Despite their battles, the three men have much in common and are totally codependent. Mark and John desperately seek validation from others to compensate for their insecurity and loneliness. Dave is far happier and more confident than the others (their jealousy of him is painfully obvious), but even he can't resist the allure of Olympic gold and stardom. And each man knows all too well that the team's fortune -- and thus his fortune -- depends on the other two. John is a menacing maniac, but Mark and Dave know he's the money man. The brothers' surly insubordination infuriates John, but he knows he'll never coach (or claim to coach) a winning team without them.

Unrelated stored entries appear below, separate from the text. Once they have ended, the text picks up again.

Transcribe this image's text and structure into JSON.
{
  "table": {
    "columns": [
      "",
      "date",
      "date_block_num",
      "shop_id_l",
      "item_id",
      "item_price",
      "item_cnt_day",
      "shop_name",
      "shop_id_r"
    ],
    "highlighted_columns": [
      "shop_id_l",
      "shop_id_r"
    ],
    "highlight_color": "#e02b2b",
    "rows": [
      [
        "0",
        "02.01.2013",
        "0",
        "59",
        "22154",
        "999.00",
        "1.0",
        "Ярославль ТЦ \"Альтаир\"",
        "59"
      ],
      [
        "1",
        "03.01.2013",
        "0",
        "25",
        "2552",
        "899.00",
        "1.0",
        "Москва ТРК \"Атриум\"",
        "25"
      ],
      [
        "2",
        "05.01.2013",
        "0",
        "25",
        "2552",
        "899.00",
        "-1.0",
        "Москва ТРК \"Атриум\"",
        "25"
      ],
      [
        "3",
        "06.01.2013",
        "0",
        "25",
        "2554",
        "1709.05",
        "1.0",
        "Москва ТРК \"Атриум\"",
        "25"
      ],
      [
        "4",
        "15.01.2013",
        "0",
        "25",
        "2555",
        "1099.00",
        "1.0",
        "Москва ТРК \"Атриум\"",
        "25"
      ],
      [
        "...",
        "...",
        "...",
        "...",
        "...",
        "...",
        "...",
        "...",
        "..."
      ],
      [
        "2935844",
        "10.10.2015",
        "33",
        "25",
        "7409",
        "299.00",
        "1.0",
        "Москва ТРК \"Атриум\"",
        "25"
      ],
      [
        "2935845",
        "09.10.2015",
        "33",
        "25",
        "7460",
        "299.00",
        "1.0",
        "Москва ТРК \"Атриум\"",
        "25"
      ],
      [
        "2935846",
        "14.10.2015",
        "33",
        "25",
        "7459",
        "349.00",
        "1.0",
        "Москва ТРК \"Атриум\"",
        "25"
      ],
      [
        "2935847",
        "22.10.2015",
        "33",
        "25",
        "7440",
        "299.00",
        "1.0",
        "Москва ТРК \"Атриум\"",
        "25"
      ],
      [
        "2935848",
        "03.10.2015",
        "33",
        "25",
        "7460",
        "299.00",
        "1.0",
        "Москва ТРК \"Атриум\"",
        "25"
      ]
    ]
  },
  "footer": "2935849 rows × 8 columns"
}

Best known for his comedy, Carell proves his dramatic bona fides in Foxcatcher. He's a creepy but pathetic soul as John du Pont, almost unrecognizable in prosthetics and heavy makeup. John's violent outbursts can be terrifying (in one scene, he fires a gun during a team practice), but his quiet, blank stares are even more unnerving. Foxcatcher barely hints at John's past, but the film doesn't really need to spell out the details. With a terrified look or a startling moment of rage, Carell makes it clear that John has lived most of his life feeling powerless, lonely and often unable to cope with reality. (A couple of brief scenes with his mean and controlling mother tell us most of what we need to know.)

Most of Foxcatcher's buzz has been about Carell's chill-inducing portrayal, but Tatum is also terrific as Mark. He spends most of the film in complete frustration, doing a slow burn as he desperately seeks his former glory. Tatum is admirably restrained; what could have been a superficial performance, all beefcake and bravado, is instead entirely fragile. Mark is physically intimidating but emotionally decrepit, and Tatum makes us painfully aware of the latter when he stumbles through a halting, halfhearted speech or hides from the world when life doesn't go his way.

Thanks to Carell, Tatum and their well-drawn characters (Ruffalo is also great as Dave), Foxcatcher is an entertaining and mostly well-crafted movie. The leads' energy and intensity overcomes the film's languid pace, although some scenes drag a bit and others feel like filler. But while Foxcatcher is entertaining, don't expect a crowd-pleasing movie about overcoming adversity and winning the gold despite the odds. Like the real-life events it's based on, Foxcatcher is ultimately tragic.

(If you're not familiar with the story, do yourself a favor and don't research it before seeing the film. The less you know, the more powerful Foxcatcher may be. Much of its impact -- that is, what it says about the horror of mental illness -- lies in the characters' fates.)